Yani Mustafa Kemal’in Samsun’a çıkınca yapacağı işler arasında Topal Osman’ı ve çetesini yakalayıp etkisiz hale getirmesi de vardır.
Mustafa Kemal’in daha önce Topal Osman ile bağlantılı olduğu ve Samsun’a çıkar çıkmaz Havza’da kendisi ile görüştüğü de çeşitli kaynaklarda belirtilir.
Mustafa Kemal’in Topal Osman’la görüşme isteği kendisine ulaşınca.
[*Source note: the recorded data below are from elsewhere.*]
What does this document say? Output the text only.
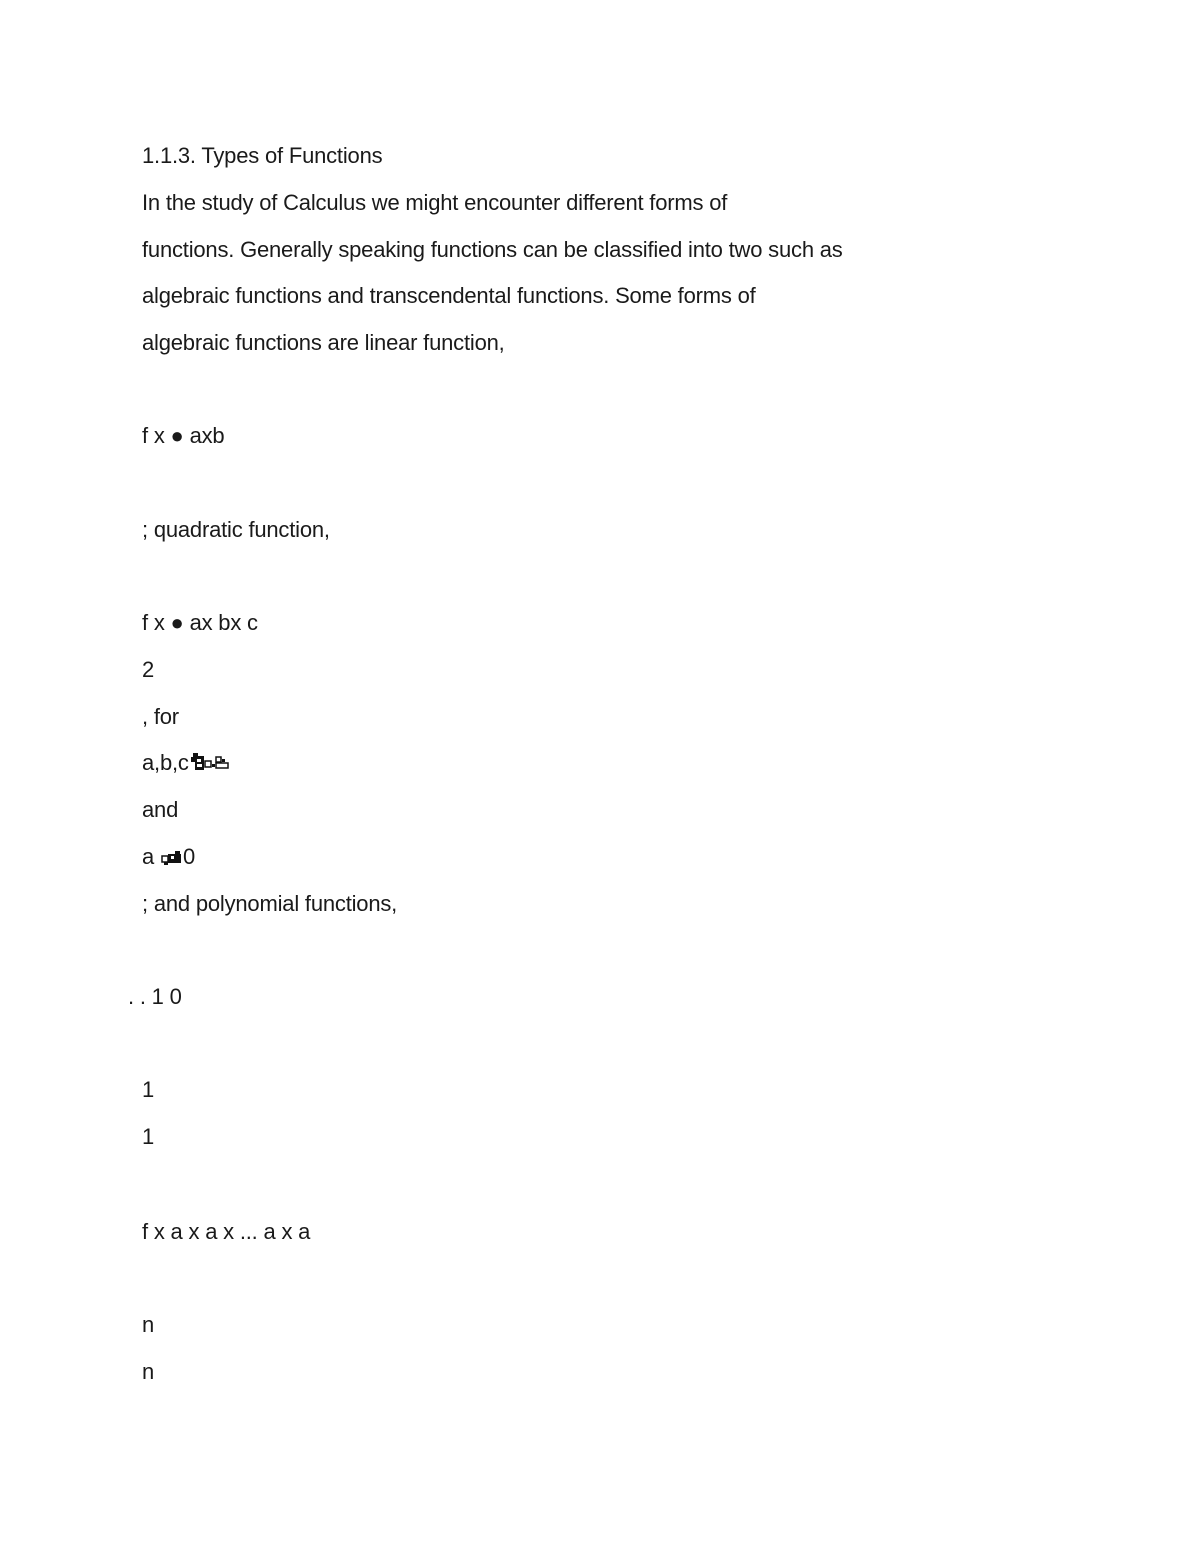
1.1.3. Types of Functions
In the study of Calculus we might encounter different forms of
functions. Generally speaking functions can be classified into two such as
algebraic functions and transcendental functions. Some forms of
algebraic functions are linear function,
f x ● axb
; quadratic function,
f x ● ax bx c
2
, for
a,b,c
and
a 0
; and polynomial functions,
. . 1 0
1
1
f x a x a x ... a x a
n
n
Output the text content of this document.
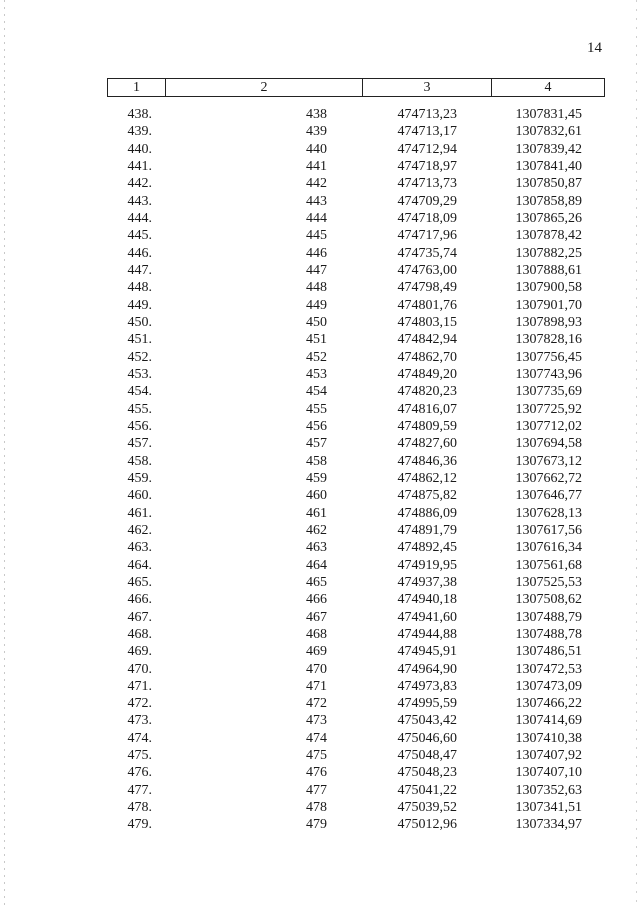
14
1	2	3	4
438.	438	474713,23	1307831,45
439.	439	474713,17	1307832,61
440.	440	474712,94	1307839,42
441.	441	474718,97	1307841,40
442.	442	474713,73	1307850,87
443.	443	474709,29	1307858,89
444.	444	474718,09	1307865,26
445.	445	474717,96	1307878,42
446.	446	474735,74	1307882,25
447.	447	474763,00	1307888,61
448.	448	474798,49	1307900,58
449.	449	474801,76	1307901,70
450.	450	474803,15	1307898,93
451.	451	474842,94	1307828,16
452.	452	474862,70	1307756,45
453.	453	474849,20	1307743,96
454.	454	474820,23	1307735,69
455.	455	474816,07	1307725,92
456.	456	474809,59	1307712,02
457.	457	474827,60	1307694,58
458.	458	474846,36	1307673,12
459.	459	474862,12	1307662,72
460.	460	474875,82	1307646,77
461.	461	474886,09	1307628,13
462.	462	474891,79	1307617,56
463.	463	474892,45	1307616,34
464.	464	474919,95	1307561,68
465.	465	474937,38	1307525,53
466.	466	474940,18	1307508,62
467.	467	474941,60	1307488,79
468.	468	474944,88	1307488,78
469.	469	474945,91	1307486,51
470.	470	474964,90	1307472,53
471.	471	474973,83	1307473,09
472.	472	474995,59	1307466,22
473.	473	475043,42	1307414,69
474.	474	475046,60	1307410,38
475.	475	475048,47	1307407,92
476.	476	475048,23	1307407,10
477.	477	475041,22	1307352,63
478.	478	475039,52	1307341,51
479.	479	475012,96	1307334,97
Topal Osman yanına yakın arkadaşları Temoğlu İsmail Ağa’yı, Dalgaroğlu Bilal’i ve Çavraklı Kara Ahmet’i alarak Havza’nın yolunu tutar.
Topal Osman’ın Mustafa Kemal’le tanışmasını sağlayan bu ilk görüşme 29 Mayıs 1919 günü Havza’da gerçekleşir.
İki lider arasında uzunca süren gizli bir görüşme yapılır. Bu görüşme ile karşılıklı güven duygulan oluşur. Mustafa Kemal’in Osman Ağa’ya şöyle dediği yazılır:
“- Çok buhranlı günler yaşıyoruz. Ümitsiz değiliz. Senin hakkında gerekli bilgileri edindikten sonra seni buraya çağırttım. Bundan sonra el ele çalışacağız. Pontuscuların Karadeniz kıyılarında neler yaptıklarını bir de erbabının ağzından dinleyelim dedik.”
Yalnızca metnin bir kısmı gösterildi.